To: cryptography@c2.net
In-Reply-To: Your message of "Mon, 13 Apr 1998 17:55:49 -0700 (PDT)"
	<199804140055.RAA01864@servo.qualcomm.com>
Date: Thu, 30 Apr 1998 11:17:09 +0200
From: Harald Hanche-Olsen <hanche@math.ntnu.no>

- Phil Karn <karn@qualcomm.com>:

| >> The SDA cautions that no practical over-the-air attack is known
| >> yet but that one should not be ruled out.
| 
| 
| >Ok, so which is it?
| 
| The latter. I am not intimately familiar with the details of GSM
| over-the-air authentication, but I suspect it is indeed possible to
| conduct this attack over the air. The bottleneck is apparently the
| SIM card, so it wouldn't take much longer to do it over the air. But
| I'll defer to the experts who actually worked on the problem.

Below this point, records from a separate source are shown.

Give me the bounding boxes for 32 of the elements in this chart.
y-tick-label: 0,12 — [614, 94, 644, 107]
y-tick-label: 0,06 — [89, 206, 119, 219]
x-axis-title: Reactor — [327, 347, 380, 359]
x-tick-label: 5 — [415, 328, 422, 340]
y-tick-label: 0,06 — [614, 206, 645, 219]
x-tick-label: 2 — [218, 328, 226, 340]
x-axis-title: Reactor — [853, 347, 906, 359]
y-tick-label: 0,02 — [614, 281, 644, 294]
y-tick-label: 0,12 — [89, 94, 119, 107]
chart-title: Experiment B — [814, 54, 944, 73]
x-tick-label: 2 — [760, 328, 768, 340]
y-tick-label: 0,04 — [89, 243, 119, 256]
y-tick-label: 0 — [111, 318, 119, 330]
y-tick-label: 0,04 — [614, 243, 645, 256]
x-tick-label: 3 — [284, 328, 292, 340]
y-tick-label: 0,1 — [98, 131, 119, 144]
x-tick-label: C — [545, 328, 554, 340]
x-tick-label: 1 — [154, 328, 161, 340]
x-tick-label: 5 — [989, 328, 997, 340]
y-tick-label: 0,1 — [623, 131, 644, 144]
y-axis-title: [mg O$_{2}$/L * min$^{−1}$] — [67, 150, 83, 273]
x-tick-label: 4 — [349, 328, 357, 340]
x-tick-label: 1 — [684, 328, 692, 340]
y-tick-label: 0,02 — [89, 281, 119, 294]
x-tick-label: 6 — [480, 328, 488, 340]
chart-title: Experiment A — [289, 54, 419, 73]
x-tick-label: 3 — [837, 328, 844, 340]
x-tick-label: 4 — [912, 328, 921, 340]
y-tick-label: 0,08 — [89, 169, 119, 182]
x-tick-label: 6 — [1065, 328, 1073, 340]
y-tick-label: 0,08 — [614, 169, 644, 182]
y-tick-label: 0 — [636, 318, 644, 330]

One problem with over-the-air attacks on a GSM phone suddenly occured
to me:  Remember that the output of COMP128 is 96 bits, 32 of which
are called SRES (output of A3 algorithm) and 54 of which are called Kc
(output of A8 algorithm, after 10 zero bits are appended) and 10 of
which are thrown away (to make an attack on A5 easier?)

Now, only SRES is transmitted over the air back to the base station.
Kc, being the key used for A5 to encrypt the communication channel, is
obviously not transmitted.

Presumably, only getting 32 bits of the COMP128 output per round must
increase the difficulty of the cracking attempt, thereby requiring
more challenge-response pairs to make up for this.

Does anybody in the know care to comment?